30-60-90-intervaltraining bij zonsondergang nijeveense landen

30-60-90 intervaltraining

GO!

De 30-60-90-intervaltraining is een afwisselende en eenvoudig uitvoerbare trainingsvorm, die makkelijk aan te passen is aan de afstand waarvoor je aan het trainen bent. Je kan deze intervaltraining dus zo zwaar maken als je wilt of nodig hebt.

Afwisseling is bij het trainen sowieso een effectieve manier van trainen en niet steeds dezelfde trainingsvorm afwerken zorgt er ook voor dat hardlopen leuk blijft. Dat alleen al is een belangrijke reden waarom de 30-60-90 intervaltraining een fijne aanvulling is op de soorten training die je afwerkt. Omdat de intervallen van deze training vrij kort zijn, mag je ze met een hoge intensiteit uitvoeren dan je beoogde wedstrijdtempo. Daarmee geef je de spieren een extra snelheidsprikkel.

Uitvoering 30-60-90-intervaltraining

  • Warm eerst een kwartier op door rustig te dribbelen en eventueel een serie dynamische rekoefeningen uit te voeren.
  • Vervolgens ga je de intervalseries lopen. Eén serie bestaat uit 30 seconden tempo en 30 seconden herstel, 60 seconden tempo en 60 seconden herstel en 90 seconden tempo en 90 seconden herstel. De 30 seconden tempo loopt je het snelst, de 90 seconden op het beoogde wedstrijdtempo en de 60 seconden tempo een tempo daartussenin. Herstellen doe je dribbelend of wandelend.
  • Sluit de training af met een cooling-down van zo’n tien tot vijftien minuten.

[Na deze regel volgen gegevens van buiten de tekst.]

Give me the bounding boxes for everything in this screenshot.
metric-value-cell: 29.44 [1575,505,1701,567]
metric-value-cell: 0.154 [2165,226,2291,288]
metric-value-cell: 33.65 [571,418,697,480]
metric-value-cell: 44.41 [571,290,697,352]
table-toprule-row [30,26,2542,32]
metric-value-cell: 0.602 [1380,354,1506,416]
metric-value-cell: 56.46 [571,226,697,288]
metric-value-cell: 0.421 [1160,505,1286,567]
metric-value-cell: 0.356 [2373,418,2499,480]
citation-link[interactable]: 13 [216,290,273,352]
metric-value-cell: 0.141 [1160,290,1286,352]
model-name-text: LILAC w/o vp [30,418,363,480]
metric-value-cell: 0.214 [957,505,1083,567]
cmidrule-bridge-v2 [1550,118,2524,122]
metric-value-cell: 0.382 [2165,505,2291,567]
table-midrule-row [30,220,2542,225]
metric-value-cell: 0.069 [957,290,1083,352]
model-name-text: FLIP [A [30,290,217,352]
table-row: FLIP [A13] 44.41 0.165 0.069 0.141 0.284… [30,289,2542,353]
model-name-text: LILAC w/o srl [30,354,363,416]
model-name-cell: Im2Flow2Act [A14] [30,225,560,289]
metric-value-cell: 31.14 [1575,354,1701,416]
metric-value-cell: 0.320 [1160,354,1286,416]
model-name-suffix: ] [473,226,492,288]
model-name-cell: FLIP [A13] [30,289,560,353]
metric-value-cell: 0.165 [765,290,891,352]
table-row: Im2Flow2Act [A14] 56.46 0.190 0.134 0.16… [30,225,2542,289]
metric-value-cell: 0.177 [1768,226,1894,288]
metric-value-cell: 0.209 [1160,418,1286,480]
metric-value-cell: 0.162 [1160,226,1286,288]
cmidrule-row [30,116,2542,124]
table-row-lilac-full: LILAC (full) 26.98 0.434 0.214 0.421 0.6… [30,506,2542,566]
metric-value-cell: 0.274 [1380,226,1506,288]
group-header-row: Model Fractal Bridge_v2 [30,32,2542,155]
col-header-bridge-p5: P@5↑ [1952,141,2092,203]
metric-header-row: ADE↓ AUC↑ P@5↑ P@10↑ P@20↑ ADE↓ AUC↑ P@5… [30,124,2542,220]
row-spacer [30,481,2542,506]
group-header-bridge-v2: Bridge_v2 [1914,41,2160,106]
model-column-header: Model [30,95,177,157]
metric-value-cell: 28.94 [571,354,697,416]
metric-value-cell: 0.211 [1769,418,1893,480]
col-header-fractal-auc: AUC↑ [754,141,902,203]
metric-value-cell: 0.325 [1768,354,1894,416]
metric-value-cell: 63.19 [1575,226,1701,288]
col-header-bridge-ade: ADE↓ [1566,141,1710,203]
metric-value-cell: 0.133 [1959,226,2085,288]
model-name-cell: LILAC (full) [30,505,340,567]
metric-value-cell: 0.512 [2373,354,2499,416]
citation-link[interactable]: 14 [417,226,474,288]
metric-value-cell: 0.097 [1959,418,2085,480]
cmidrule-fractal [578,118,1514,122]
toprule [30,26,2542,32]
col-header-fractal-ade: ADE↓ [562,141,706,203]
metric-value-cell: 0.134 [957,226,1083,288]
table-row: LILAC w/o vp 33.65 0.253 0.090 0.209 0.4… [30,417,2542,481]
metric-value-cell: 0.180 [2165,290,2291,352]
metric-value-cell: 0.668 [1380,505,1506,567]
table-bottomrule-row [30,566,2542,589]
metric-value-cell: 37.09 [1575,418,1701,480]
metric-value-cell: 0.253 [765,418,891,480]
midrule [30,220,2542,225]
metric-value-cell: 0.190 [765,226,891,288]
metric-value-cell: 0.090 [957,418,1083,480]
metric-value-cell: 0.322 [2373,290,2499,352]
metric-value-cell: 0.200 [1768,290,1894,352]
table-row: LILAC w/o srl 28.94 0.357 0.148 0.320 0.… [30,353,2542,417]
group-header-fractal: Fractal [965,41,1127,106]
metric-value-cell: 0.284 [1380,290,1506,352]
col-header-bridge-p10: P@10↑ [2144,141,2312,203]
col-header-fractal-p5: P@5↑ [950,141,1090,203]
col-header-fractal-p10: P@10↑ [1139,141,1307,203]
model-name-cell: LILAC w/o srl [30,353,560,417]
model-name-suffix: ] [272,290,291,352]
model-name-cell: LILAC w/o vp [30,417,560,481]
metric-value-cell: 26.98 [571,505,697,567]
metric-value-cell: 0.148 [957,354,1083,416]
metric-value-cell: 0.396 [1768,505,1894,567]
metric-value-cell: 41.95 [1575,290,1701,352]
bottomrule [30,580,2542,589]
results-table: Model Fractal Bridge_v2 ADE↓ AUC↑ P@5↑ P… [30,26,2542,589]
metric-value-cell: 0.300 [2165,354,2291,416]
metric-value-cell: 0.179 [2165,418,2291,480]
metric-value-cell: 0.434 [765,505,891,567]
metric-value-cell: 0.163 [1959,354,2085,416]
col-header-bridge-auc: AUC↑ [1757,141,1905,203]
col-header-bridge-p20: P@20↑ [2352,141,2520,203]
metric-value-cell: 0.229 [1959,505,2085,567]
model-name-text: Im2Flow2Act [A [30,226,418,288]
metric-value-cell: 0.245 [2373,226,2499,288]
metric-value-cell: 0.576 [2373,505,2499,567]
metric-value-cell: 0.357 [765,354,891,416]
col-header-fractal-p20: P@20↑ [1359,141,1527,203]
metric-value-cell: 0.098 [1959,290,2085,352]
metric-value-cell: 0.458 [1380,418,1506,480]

Aantal uit te voeren series

Ben je aan het trainen voor een wedstrijdafstand tot zo’n tien kilometer, dan heeft de 30-60-90-intervaltraining het meeste effect wanneer je vier series uitvoert. Voor langere afstanden zoals een halve marathon breid je het aantal series uit. Persoonlijk vind ik een training die bestaat uit zes series van 30-60-90 seconden een fijne variant. Let wel op dat je met zes series 30-60-90 inclusief in- en uitlopen al snel tien kilometer aan het trainen bent.